Having done the sulfur stuff this weekend I'd prefer to not have to do that any more. Sooo... I sorted through all my wheel weights and got roughly 50/50 lead and other. I have segregated the lead and will sell off the other. Was it a pain? Sure was. But not as bad as the constant wondering 'if' my melt is contaminated and why I can't get bullets to fill out nicely. Now that I know I have cleaned out these ingots I can also know that my stock is good and hopefully not have the casting issues I had in the past. I will post a thread about my findings in due time.

Like someone said in another thread, this ain't rocket science. But it sure does make it easier when you know a lot more about it! :)

cs86
02-25-2013, 07:01 PM
I haven't read through all the posts, but a method I use is to start the pot with lead WW that are hand sorted until you get a nice amount of lead liquified. Then I flux and pull out the clips. Then I throw hand fulls at a time with a quick glance to see if any of them may be zinc or steel. As long as you are melting at a low enough temp the zinc will float on top, and they can be scooped out. As you are adding weights it cools the molten lead.

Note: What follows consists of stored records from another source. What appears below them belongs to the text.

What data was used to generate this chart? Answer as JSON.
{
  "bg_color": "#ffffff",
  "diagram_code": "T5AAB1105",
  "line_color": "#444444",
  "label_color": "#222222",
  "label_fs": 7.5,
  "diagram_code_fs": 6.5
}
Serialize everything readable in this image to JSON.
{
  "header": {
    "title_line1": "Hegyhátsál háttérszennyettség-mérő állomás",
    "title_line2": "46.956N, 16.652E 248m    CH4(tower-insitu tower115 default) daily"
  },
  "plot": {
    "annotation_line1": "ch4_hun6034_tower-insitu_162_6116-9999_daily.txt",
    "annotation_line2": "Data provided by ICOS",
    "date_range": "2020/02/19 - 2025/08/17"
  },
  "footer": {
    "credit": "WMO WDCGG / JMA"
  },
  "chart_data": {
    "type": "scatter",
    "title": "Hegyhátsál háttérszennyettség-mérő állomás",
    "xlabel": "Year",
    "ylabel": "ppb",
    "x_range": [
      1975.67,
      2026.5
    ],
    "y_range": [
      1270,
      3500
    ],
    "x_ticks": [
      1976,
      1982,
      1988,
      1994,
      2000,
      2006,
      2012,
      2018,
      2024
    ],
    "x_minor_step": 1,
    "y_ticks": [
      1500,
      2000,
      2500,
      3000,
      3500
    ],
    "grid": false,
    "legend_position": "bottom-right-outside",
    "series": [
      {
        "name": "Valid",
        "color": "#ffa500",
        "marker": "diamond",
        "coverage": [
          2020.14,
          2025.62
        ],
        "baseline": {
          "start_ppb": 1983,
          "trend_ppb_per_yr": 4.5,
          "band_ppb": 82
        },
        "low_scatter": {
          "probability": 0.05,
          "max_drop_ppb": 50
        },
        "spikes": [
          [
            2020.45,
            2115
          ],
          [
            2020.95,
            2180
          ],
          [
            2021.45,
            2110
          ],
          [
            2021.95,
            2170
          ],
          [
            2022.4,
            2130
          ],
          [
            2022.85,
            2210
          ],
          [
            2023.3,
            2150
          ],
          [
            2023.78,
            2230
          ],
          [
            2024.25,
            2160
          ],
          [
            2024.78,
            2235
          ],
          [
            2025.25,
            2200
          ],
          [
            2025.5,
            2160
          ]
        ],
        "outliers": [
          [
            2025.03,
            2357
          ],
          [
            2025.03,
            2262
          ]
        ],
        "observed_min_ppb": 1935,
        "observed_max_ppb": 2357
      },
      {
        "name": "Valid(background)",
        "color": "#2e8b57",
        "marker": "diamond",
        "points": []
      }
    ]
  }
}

The reason for carefully sorting the first lead weights is because the bottom of the pot is the hottest and if a zinc weight is on the bottom it will melt first.

detox
02-26-2013, 09:54 AM
Today I will be showing a friend how to cast using his WW lead and I fear it may be contaminated with zinc. When casting what is a good indicator lead is contaminated with zinc? What are the easy signs to look for during casting?

Wal'
02-26-2013, 10:57 AM
The only way I've found any contamination in my mix as many have already advised here is to keep the temperature at approx 600F & scoop out anything that even looks like as RFR said.... lumpy oatmeal.

detox
02-26-2013, 11:50 AM
The only way I've found any contamination in my mix as many have already advised here is to keep the temperature at approx 600F & scoop out anything that even looks like as RFR said.... lumpy oatmeal.

Thanks you! I have a casting thermometer

snuffy
02-26-2013, 12:03 PM
I haven't read through all the posts, but a method I use is to start the pot with lead WW that are hand sorted until you get a nice amount of lead liquified. Then I flux and pull out the clips. Then I throw hand fulls at a time with a quick glance to see if any of them may be zinc or steel. As long as you are melting at a low enough temp the zinc will float on top, and they can be scooped out. As you are adding weights it cools the molten lead.

The reason for carefully sorting the first lead weights is because the bottom of the pot is the hottest and if a zinc weight is on the bottom it will melt first.

I feel like a voice crying out in the wilderness! Temperature control! There's no reason why you HAVE to crank the valve full open on that turkey fryer. It'll melt lead at half throttle, and do it WITHOUT melting any zinc.

Carefully sorting the lead WW from the zinc, then melting that lead below 787 degrees,(the melting point for zinc), then adding more WW watching for those that float.

Loading up 100 pounds of unmelted WW, then cranking the propane valve up to max, WILL result in the bottom of the pot to go above 787 degrees! Do it right, you'll end up with good, clean lead. Be in a hurry, you'll have zinc contaminated alloy.

Unless of course if you sort EVERY zinc weight before smelting!